Prove that $|f^{\prime\prime\prime}(0)| \leq 6$ and determine the forms of $f(z)$ if $|f^{\prime\prime\prime}(0)|=6$

Question

Suppose $f(z)$ is holomorphic on $D(0,1)$ such that $|f(z)| \leq 1, \forall z \in D(0,1)$ and $f$ has zero of order $3$ at $z=0.$

Prove that $|f^{\prime\prime\prime}(0)| \leq 6$ and determine the forms of $f(z)$ if $|f^{\prime\prime\prime}(0)|=6. \ $

May you verify if my proof is correct? Thank you.

Let $\epsilon >0$ such that $D(0,1-\epsilon) \subset D(0,1). $ By Schwarz's lemma, $|f(z)|\leq |z|,$ so $\left|\dfrac{f(z)}{z^4}\right| \leq \left|\dfrac{1-\epsilon}{(1-\epsilon)^4}\right|, \forall z$ on $ C(0,1-\epsilon).$

By Cauchy Integral Formula, $|f^{\prime\prime\prime}(0)|=\begin{align}\Biggl|\dfrac{3}{\pi i}\int_{C(0,1-\epsilon)} \end{align}\dfrac{f(z)}{z^4}dz \Biggl| \leq ...\leq 6,$ where $\epsilon \to 0$

Suppose $|f^{\prime\prime\prime}(0)|=6. \ $ Since $f^{\prime\prime}(0)=0,$ there exists $r<1$ such that $|f^{\prime\prime}(z)|<1, \forall z\in D(0,r).$ Let $h(z)=\dfrac{f''(z)}{3!}, \forall z\in D(0,r). \ $ Since $|f^{\prime\prime\prime}(0)|=6, $ so $ |h^{\prime}(0)|=1,$ and by Schwarz's Lemma, $h(z)=cz,$ for some constant $c, $ in $D(0,r). $ Hence, $ f(z)=cz^3+dz+f,$ for some constants $d,f. \ $ Since $f^{\prime}(0)=f^{\prime\prime}(0)=0, \ f(z)=cz^3$ in $D(0,r).$ By Identity theorem, $f(z)=cz^3$ in $D(0,1).$

Answer 1

Hint: use the Cauchy formula.

Answer 2

Here is a proof using the Schwarz lemma and maximum modulus principle. Let $D$ denote the open unit disc.

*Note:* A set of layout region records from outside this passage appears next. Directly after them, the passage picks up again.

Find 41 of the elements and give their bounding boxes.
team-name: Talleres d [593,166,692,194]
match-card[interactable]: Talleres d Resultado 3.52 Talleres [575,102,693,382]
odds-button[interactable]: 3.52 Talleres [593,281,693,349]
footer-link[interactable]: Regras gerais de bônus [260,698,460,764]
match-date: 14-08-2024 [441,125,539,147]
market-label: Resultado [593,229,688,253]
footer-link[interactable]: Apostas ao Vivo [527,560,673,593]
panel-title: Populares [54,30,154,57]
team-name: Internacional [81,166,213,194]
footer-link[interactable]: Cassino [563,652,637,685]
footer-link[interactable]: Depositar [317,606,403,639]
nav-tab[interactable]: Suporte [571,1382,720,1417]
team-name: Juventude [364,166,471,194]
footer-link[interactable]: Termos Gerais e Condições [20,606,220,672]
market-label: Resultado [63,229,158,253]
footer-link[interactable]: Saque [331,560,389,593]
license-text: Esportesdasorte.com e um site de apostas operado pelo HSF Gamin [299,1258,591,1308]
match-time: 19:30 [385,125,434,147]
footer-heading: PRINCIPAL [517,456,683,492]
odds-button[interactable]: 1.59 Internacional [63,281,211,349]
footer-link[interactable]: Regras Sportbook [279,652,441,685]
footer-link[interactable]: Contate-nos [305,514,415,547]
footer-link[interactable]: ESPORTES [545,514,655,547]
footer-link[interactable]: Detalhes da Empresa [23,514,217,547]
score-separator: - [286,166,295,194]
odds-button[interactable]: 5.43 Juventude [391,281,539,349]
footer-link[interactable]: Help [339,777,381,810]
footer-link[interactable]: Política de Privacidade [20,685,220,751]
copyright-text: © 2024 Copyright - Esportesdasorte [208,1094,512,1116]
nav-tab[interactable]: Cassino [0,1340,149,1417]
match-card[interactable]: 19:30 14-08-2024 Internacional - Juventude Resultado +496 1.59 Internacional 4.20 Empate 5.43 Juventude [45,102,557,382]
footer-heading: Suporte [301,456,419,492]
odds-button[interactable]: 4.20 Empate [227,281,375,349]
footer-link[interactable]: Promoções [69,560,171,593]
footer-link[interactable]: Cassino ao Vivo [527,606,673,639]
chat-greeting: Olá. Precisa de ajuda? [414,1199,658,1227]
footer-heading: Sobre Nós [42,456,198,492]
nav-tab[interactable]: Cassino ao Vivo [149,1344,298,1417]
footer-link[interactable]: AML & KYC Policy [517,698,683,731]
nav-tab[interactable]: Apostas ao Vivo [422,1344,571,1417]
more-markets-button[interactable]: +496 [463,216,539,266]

A minor point: Suppose $h$ is a non-constant holomorphic function on $D$ such that $|h(z)| \le 1$ for $z \in D$. Then $|h(z)| < 1$ for $z \in D$. To see this, suppose $|h(z_0)| =1$ for some $z_0 \in D$, then since $|h(z)| \le 1$, this would imply that $h$ is constant, a contradiction.

Since $f$ has a zero of order 3 at zero, we can write $f(z) = z^3 g(z)$, where $g$ is holomorphic on $D$.

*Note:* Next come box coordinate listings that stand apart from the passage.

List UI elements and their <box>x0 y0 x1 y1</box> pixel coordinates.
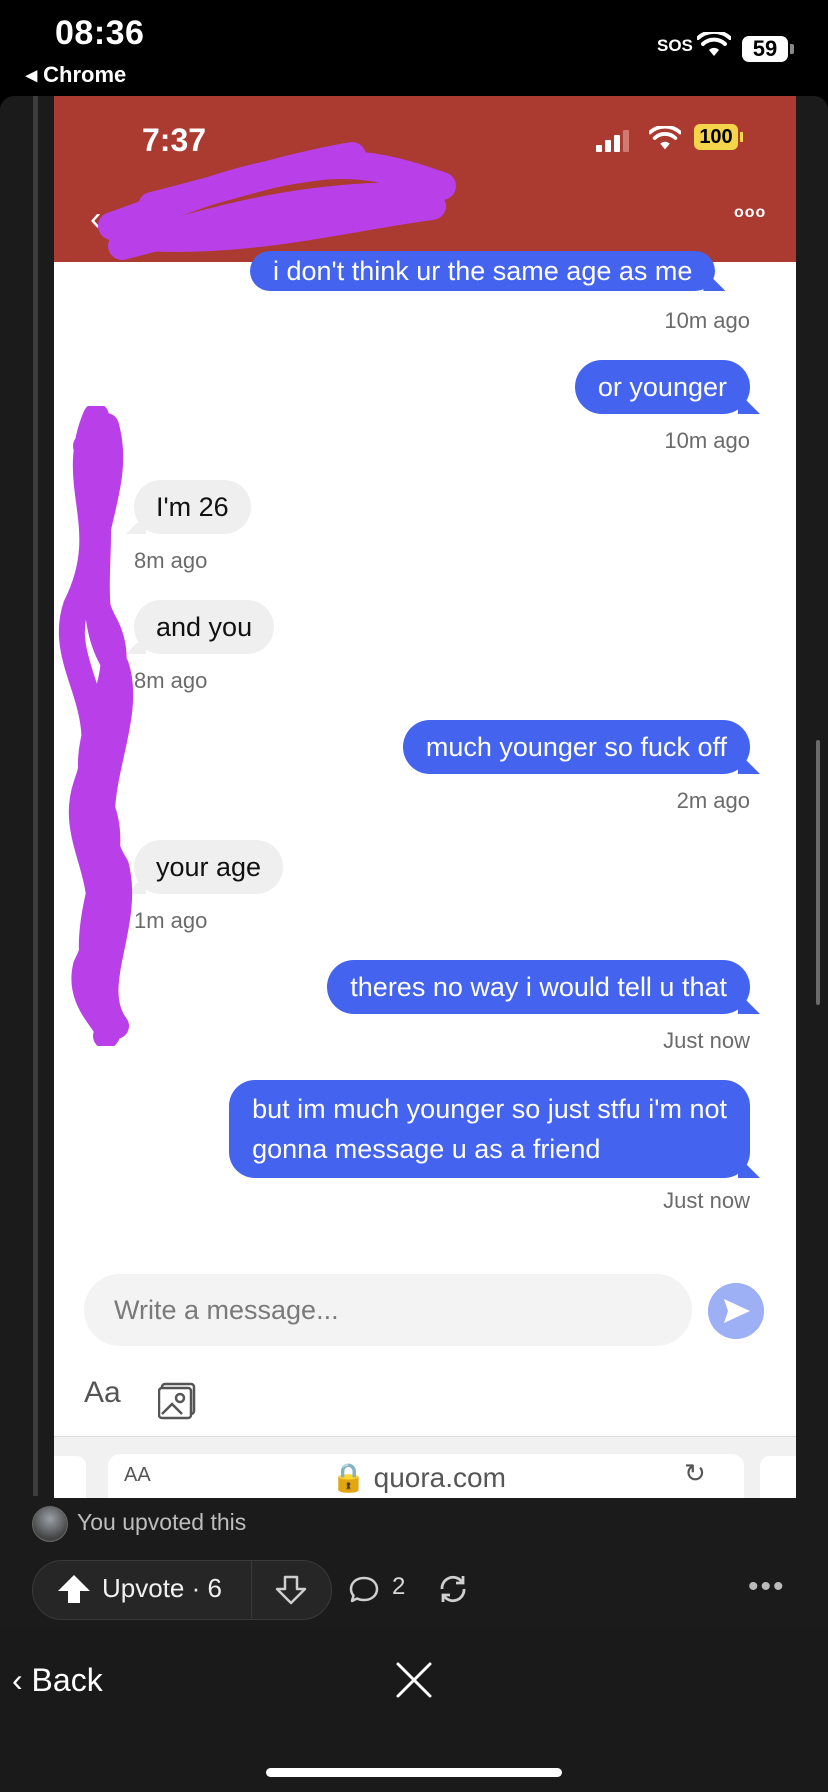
message-bubble-out: theres no way i would tell u that <box>327 960 750 1014</box>
message-input[interactable]: Write a message... <box>84 1274 692 1346</box>
signal-icon <box>596 130 629 152</box>
close-icon[interactable] <box>394 1660 434 1700</box>
redaction-scribble <box>98 142 456 260</box>
sos-indicator: SOS <box>657 36 693 55</box>
tab-card <box>54 1456 86 1498</box>
message-timestamp: 10m ago <box>664 428 750 453</box>
battery-tip <box>790 44 794 54</box>
upvote-arrow-icon[interactable] <box>56 1573 92 1605</box>
redaction-scribble <box>58 406 134 1046</box>
message-bubble-out: much younger so fuck off <box>402 720 750 774</box>
scrollbar[interactable] <box>816 740 820 1005</box>
back-to-chrome-link[interactable]: ◂ Chrome <box>26 62 126 88</box>
inner-battery-level: 100 <box>694 124 738 150</box>
message-line: but im much younger so just stfu i'm not <box>252 1094 727 1124</box>
message-timestamp: 10m ago <box>664 308 750 333</box>
message-bubble-out: but im much younger so just stfu i'm not… <box>229 1080 750 1178</box>
photo-icon[interactable] <box>158 1382 198 1420</box>
status-time: 08:36 <box>55 14 145 52</box>
url-domain: 🔒 quora.com <box>331 1462 506 1493</box>
more-options-icon[interactable]: ooo <box>734 204 766 222</box>
reader-aa-button: AA <box>124 1464 151 1486</box>
chevron-left-icon: ‹ <box>12 1662 32 1698</box>
more-options-button[interactable]: ••• <box>748 1570 786 1604</box>
post-image[interactable]: 7:37 100 ‹ ooo i don't think ur the same… <box>54 96 796 1498</box>
message-timestamp: Just now <box>663 1028 750 1053</box>
message-timestamp: 2m ago <box>676 788 750 813</box>
inner-battery-tip <box>740 132 743 142</box>
back-button[interactable]: ‹ Back <box>12 1662 103 1699</box>
divider <box>251 1560 252 1618</box>
send-icon[interactable] <box>708 1283 764 1339</box>
reload-icon: ↻ <box>684 1458 706 1488</box>
comment-count[interactable]: 2 <box>392 1573 405 1601</box>
home-indicator[interactable] <box>266 1768 562 1777</box>
upvoted-status: You upvoted this <box>77 1509 247 1535</box>
downvote-arrow-icon[interactable] <box>274 1574 308 1606</box>
thread-line <box>33 96 38 1496</box>
inner-wifi-icon <box>649 126 681 150</box>
comment-icon[interactable] <box>348 1574 380 1606</box>
upvote-button[interactable]: Upvote · 6 <box>102 1573 222 1604</box>
message-line: gonna message u as a friend <box>252 1134 601 1164</box>
wifi-icon <box>697 32 731 56</box>
tab-card <box>760 1456 796 1498</box>
battery-level: 59 <box>742 36 788 62</box>
back-label: Back <box>31 1662 103 1698</box>
avatar[interactable] <box>32 1506 68 1542</box>
message-timestamp: Just now <box>663 1188 750 1213</box>
text-format-button[interactable]: Aa <box>84 1376 121 1410</box>
share-icon[interactable] <box>435 1572 471 1606</box>
message-bubble-out: or younger <box>574 360 750 414</box>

On the following, I am assuming that $z \in D$:

We have $|z^3 g(z)| \le 1$, hence $|z^3 g(z)| < 1$, and so $|z^3 g(z) | \le |z|$, and so $|z^2 g(z)| \le 1$.

We have $|z^2 g(z)| \le 1$, hence $|z^2 g(z)| < 1$, and so $|z^2 g(z) | \le |z|$, and so $|z g(z)| \le 1$.

We have $|z g(z)| \le 1$, hence $|z g(z)| < 1$, and so $|z g(z) | \le |z|$, and so $|g(z)| \le 1$.

If $g(z) = \sum_k g_k z^k$, then we have $|g_0| \le 1$. Since $f(z) = \sum_k g_k z^{k+3}$, we see that $f^{(3)}(0) = 3! g_0$, and so we have $|f^{(3)}(0)| \le 6$.

If $|f^{(3)}(0)|= 6$, then we have $|g_0| = 1$, hence $|g(0)| =1$ and so $g$ is a constant. In that case, we have $f(z)=z^3 g_0$.